ES and PNETs were formerly classified as two distinct pathologic entities. Owing to their similar histologic and cytogenetic characteristics, these tumors are now categorized under a spectrum of neoplastic diseases known as the ES family of tumors [5].

Primary ES of the kidney is an extremely rare entity and is typically seen in children and adolescents with a male predilection [6]. Similar was finding in our case. The clinical presentations include flank or abdominal pain, palpable mass, and hematuria [7, 8].

Primary ES of the kidney has propensity for early metastasis and follows an aggressive course [9].

No specific sign of ES of the kidney has been described on radiology. The imaging characteristics of most renal sarcomas are indistinguishable from those of renal cell carcinoma (RCC) and can radiologically masquerade as RCC [9].

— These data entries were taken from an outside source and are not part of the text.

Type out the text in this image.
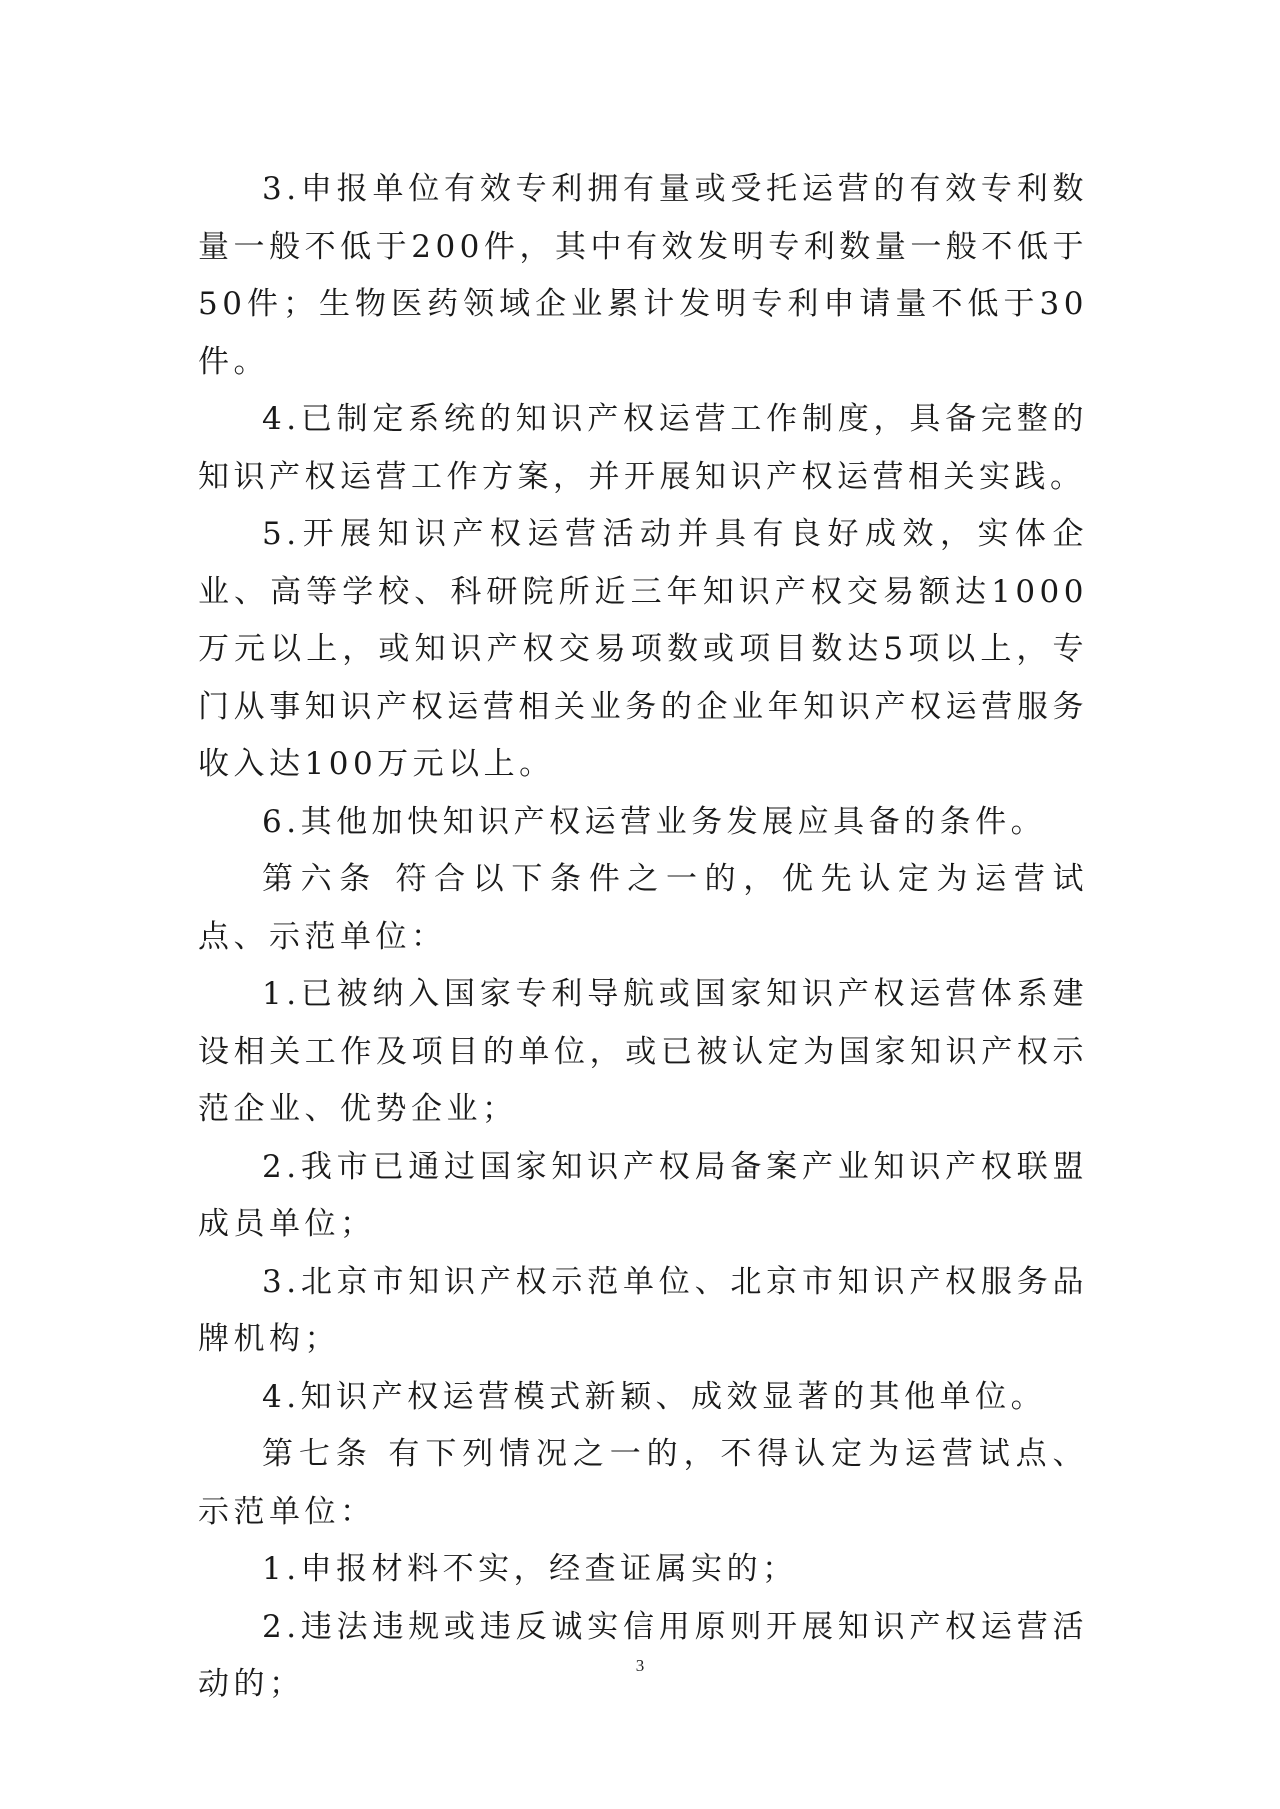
3.申报单位有效专利拥有量或受托运营的有效专利数量一般不低于200件，其中有效发明专利数量一般不低于50件；生物医药领域企业累计发明专利申请量不低于30件。

4.已制定系统的知识产权运营工作制度，具备完整的知识产权运营工作方案，并开展知识产权运营相关实践。

5.开展知识产权运营活动并具有良好成效，实体企业、高等学校、科研院所近三年知识产权交易额达1000万元以上，或知识产权交易项数或项目数达5项以上，专门从事知识产权运营相关业务的企业年知识产权运营服务收入达100万元以上。

6.其他加快知识产权运营业务发展应具备的条件。

第六条 符合以下条件之一的，优先认定为运营试点、示范单位：

1.已被纳入国家专利导航或国家知识产权运营体系建设相关工作及项目的单位，或已被认定为国家知识产权示范企业、优势企业；

2.我市已通过国家知识产权局备案产业知识产权联盟成员单位；

3.北京市知识产权示范单位、北京市知识产权服务品牌机构；

4.知识产权运营模式新颖、成效显著的其他单位。

第七条 有下列情况之一的，不得认定为运营试点、示范单位：

1.申报材料不实，经查证属实的；

2.违法违规或违反诚实信用原则开展知识产权运营活动的；

3
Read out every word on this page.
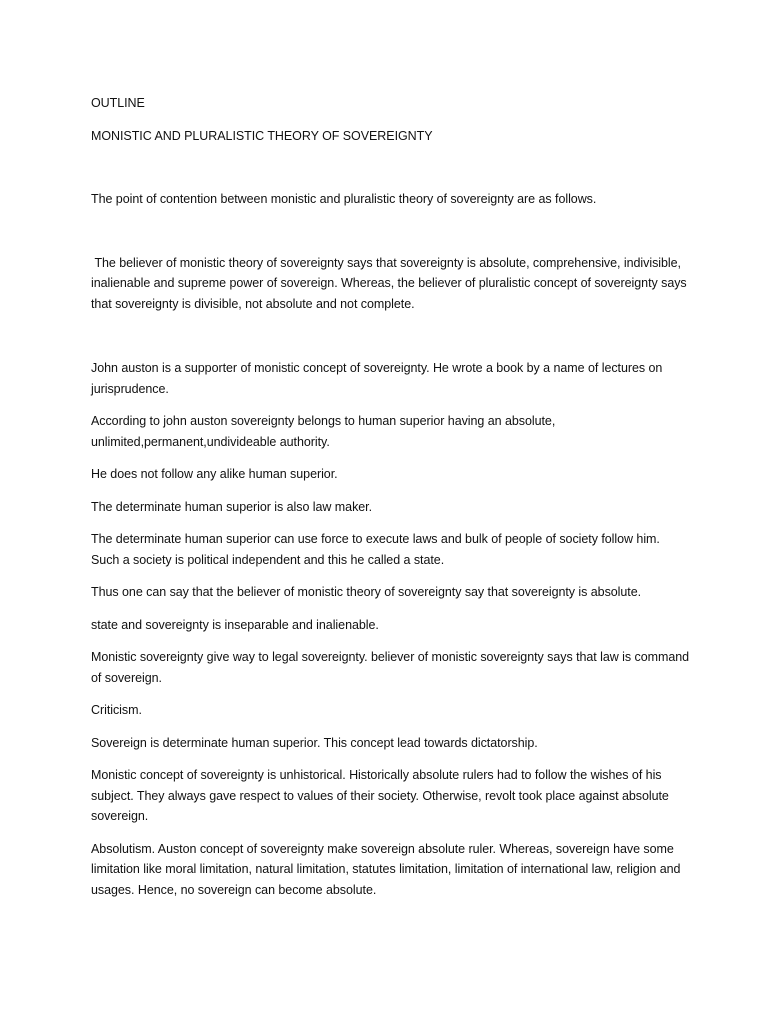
OUTLINE

MONISTIC AND PLURALISTIC THEORY OF SOVEREIGNTY

The point of contention between monistic and pluralistic theory of sovereignty are as follows.

The believer of monistic theory of sovereignty says that sovereignty is absolute, comprehensive, indivisible, inalienable and supreme power of sovereign. Whereas, the believer of pluralistic concept of sovereignty says that sovereignty is divisible, not absolute and not complete.

John auston is a supporter of monistic concept of sovereignty. He wrote a book by a name of lectures on jurisprudence.

According to john auston sovereignty belongs to human superior having an absolute, unlimited,permanent,undivideable authority.

He does not follow any alike human superior.

The determinate human superior is also law maker.

The determinate human superior can use force to execute laws and bulk of people of society follow him. Such a society is political independent and this he called a state.

Thus one can say that the believer of monistic theory of sovereignty say that sovereignty is absolute.

state and sovereignty is inseparable and inalienable.

Monistic sovereignty give way to legal sovereignty. believer of monistic sovereignty says that law is command of sovereign.

Criticism.

Sovereign is determinate human superior. This concept lead towards dictatorship.

Monistic concept of sovereignty is unhistorical. Historically absolute rulers had to follow the wishes of his subject. They always gave respect to values of their society. Otherwise, revolt took place against absolute sovereign.

Absolutism. Auston concept of sovereignty make sovereign absolute ruler. Whereas, sovereign have some limitation like moral limitation, natural limitation, statutes limitation, limitation of international law, religion and usages. Hence, no sovereign can become absolute.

Diagnosis of PNET is based on morphological, immunohistochemical, and genetic analyses. Morphologically small, round cells with hyperchromatic nuclei, scant to moderate cytoplasm, and occasional rosette-like structures are observed in PNET of the kidney [4]. Owing to age group, site, and histomorphology ES needs to be differentiated from other round cell tumors like rhabdomyosarcoma, Wilms tumor, neuroblastoma, lymphoma, desmoplastic small round cell tumor, etc. Multiple panel of immunohistochemistry markers (cytokeratin, WT1, synaptophysin, muscle-specific actin, desmin, EMA, myogenin, LCA, and CD45) is mandatory to exclude the diagnosis of other round cell tumors [10, 11].

Meanwhile, identification of the EWS/FLI-1 gene fusion by cytogenetics aids in confirming the diagnosis along with histopathology and immunohistochemistry [12].

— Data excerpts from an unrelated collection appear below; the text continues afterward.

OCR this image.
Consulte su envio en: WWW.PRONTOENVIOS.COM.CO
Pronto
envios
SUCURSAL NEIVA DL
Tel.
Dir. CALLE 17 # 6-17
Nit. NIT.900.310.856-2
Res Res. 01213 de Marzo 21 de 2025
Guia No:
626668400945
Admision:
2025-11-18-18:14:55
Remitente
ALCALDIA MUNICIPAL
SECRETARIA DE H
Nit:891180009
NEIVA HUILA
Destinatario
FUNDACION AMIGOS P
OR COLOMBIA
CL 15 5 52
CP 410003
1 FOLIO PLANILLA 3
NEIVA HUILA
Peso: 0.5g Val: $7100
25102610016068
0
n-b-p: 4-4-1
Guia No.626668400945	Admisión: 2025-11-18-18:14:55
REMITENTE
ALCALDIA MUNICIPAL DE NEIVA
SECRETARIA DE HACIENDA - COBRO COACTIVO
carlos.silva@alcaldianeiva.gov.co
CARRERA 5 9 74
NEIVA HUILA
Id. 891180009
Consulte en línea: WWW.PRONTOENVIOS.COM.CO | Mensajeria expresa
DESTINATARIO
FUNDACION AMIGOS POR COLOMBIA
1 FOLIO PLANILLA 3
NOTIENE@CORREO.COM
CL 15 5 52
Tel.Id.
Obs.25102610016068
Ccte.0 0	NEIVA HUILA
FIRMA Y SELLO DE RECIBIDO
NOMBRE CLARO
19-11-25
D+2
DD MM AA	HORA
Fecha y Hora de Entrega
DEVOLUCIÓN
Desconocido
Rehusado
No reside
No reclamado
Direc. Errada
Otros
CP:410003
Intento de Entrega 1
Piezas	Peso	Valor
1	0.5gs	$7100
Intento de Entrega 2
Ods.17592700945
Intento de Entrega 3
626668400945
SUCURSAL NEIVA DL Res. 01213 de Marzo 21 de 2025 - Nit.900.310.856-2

ES are typically aggressive, involving the lymph nodes and metastasize to lung, bone, and liver. Median survival for advanced disease is only 5.6 months [8]. Multidimensional treatment approach of surgery and/or radiotherapy and chemotherapy is beneficial [8, 11]. The current regimens include alternating cycles of chemotherapy consisting of: VAC and ifosfamide-etoposide [13]. Extraskeletal Ewing’s is a radiosensitive tumor but radiation therapy preferably plays role in the cases with unresectable disease [14].

4. Conclusion

ES of the kidney is a rare entity with presentation at young age and shows an aggressive disease course; thus, early diagnosis and multidimensional treatment are a must. Given its rarity, the presentation of the ES requires a diagnosis that relies on an integrated approach consisting of histomorphology, immunohistochemistry, and further confirmation by molecular-genetic testing whenever available.

Consent

No written consent has been obtained from the patients as there is no patient identifiable data included in this case report.

Disclosure

The case was presented as poster presentation at ACPN annual conference but has not been submitted or published.

Conflicts of Interest

The authors declare no conflicts of interest.

Funding

No funding was received for this manuscript.